Old Movie Review
For the last few years, M. Night Shyamalan has managed to escape laughingstock status by making a series of films that were generally well-received, such as The Visit, Split, and Glass. True, those movies were far from the best of his career, especially the last two. But even so, I’ve been happy to see Shyamalan getting another shot.
Now, the director has brought out his latest new film, called Old. It’s a twisty thriller with horror elements, and while the main plot is a bit tiresome, the twist is impressive. And beyond that, the film is not a sequel to any of the director’s previous films, nor does it feature a low-effort, sleepwalking performance from Bruce Willis (in fact, Bruce does not appear at all.)
The premise of Old, which is adapted from a Swiss graphic novel called Sandcastle by Pierre Oscar Levy and Frederik Peeters. is one that very much recalls the old TV show Lost: The characters are all on an island, the island itself seems to possess supernatural powers, and characters wind up dead an alarming clip. One actor, Ken Leong, was even in both.
The premiere of the film is that a couple (Gael Garcia Bernal and Vicky Krieps) is taking their children on a vacation to a tropical resort, amid hints of trouble in their marriage and secret illnesses.
Once they arrive at the island, a hotel concierge in a suit offers them a day-long extension to a “private beach.” If I was on vacation and a guy said that, I’d assume he was trying to pitch me a timeshare, but at any rate, they say yes.
Once they’re on the beach, weird things start to happen. As you’ve likely gathered from the film’s trailer, some force on the island causes the kids to rapidly age, from children at the beginning to adults at the end.
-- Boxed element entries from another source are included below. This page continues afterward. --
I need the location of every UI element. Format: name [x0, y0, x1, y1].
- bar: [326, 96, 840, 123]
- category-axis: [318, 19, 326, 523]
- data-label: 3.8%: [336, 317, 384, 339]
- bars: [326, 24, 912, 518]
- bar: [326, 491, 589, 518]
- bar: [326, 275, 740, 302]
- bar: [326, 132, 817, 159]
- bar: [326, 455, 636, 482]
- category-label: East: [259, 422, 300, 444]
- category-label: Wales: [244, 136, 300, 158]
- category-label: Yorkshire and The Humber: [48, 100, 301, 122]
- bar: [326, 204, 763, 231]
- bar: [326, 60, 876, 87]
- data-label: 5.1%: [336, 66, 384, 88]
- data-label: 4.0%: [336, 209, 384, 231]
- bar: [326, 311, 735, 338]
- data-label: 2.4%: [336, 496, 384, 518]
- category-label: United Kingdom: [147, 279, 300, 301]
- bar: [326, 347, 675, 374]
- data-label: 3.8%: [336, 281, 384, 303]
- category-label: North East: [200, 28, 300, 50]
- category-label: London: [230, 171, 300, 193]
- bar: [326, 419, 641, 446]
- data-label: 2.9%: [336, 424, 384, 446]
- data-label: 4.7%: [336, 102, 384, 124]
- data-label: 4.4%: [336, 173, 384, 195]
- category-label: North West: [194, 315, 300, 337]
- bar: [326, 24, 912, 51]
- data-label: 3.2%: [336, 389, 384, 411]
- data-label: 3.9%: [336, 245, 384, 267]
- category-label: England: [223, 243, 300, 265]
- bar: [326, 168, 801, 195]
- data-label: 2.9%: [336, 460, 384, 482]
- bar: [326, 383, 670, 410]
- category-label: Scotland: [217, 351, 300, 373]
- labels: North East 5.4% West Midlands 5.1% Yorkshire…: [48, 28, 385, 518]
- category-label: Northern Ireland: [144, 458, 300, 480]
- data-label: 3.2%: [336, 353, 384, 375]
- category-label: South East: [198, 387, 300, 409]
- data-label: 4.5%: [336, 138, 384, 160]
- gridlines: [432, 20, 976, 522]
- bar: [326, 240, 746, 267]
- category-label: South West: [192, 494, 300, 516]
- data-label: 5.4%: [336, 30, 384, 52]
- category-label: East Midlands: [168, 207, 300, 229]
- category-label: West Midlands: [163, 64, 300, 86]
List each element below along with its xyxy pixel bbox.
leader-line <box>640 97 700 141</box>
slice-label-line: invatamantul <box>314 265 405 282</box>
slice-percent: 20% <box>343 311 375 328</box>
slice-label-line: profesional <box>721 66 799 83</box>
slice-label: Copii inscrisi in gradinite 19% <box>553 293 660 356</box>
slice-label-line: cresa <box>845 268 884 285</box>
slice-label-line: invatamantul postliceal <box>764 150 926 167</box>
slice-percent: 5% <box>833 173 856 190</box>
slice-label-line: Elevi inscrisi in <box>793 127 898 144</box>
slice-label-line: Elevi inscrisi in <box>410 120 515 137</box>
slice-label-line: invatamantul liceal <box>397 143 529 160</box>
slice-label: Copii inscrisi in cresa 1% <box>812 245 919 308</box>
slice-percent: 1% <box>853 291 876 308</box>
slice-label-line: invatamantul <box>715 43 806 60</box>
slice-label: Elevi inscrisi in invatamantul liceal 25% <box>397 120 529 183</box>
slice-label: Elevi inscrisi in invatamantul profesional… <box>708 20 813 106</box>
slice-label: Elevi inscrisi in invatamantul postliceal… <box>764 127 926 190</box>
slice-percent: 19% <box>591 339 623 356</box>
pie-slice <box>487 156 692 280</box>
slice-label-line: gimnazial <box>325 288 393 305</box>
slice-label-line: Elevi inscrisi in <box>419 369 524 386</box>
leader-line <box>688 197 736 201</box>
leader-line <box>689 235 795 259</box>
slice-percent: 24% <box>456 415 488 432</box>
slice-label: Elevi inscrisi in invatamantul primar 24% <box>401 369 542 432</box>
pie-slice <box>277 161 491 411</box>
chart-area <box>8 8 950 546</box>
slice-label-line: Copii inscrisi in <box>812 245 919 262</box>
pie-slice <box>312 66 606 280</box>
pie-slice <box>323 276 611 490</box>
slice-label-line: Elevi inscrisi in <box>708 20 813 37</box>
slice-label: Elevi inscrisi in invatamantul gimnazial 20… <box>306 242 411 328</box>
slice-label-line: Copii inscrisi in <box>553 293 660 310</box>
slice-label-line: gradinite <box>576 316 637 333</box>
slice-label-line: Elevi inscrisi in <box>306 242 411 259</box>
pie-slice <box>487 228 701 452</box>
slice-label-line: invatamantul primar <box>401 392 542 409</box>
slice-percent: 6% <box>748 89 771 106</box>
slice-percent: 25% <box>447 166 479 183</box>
But other stuff happens as well, including sudden violence and a highly unorthodox surgical procedure.
This premise, while it offers some impactful visuals, gets very repetitive very quickly, especially since it entails some character screaming off-camera roughly every five minutes. But the trademark Shyamalan twist, when it comes, actually delivers, in a way that they haven’t since the director’s earliest work. The third act made me go from not liking the movie much at all to actually enjoying it.
The film does offer strong performances from talented actors. It’s a good showcase for Kriebs, who hasn’t been seen much since her breakthrough role a couple of years ago in Paul Thomas Anderson’s Phantom Thread. Gael Garcia Bernal also impresses, even if we’re not remembering that his best movie, Y Tu Mama Tambien 20 years ago, was also about the quest to get to a possibly mythical beach.
Fine young performances like Eliza Scanlan (of Sharp Objects and Baby Teeth), Alex Wolff (The Cat and the Moon and the recent Pig), and Thomasin McKenzie (from Jojo Rabbit and Leave No Trace) play the kids at various ages. Rufus Sewell is there too, as an off-kilter surgeon on vacation with his influencer trophy wife (The Neon Demon‘s Abbey Lee.)
Old is the first-ever Shyamalan film project to not be filmed anywhere near Philadelphia although Philly doesn’t really have beaches, and it would be hard to make the Jersey Shore look tropical. The show’s fictional family, though, is from Philly.
Old doesn’t exactly represent a full-on return to form for M. Night, but it also, unlike both Split and Glass, doesn’t leave me shaking my head at exactly how bad it was.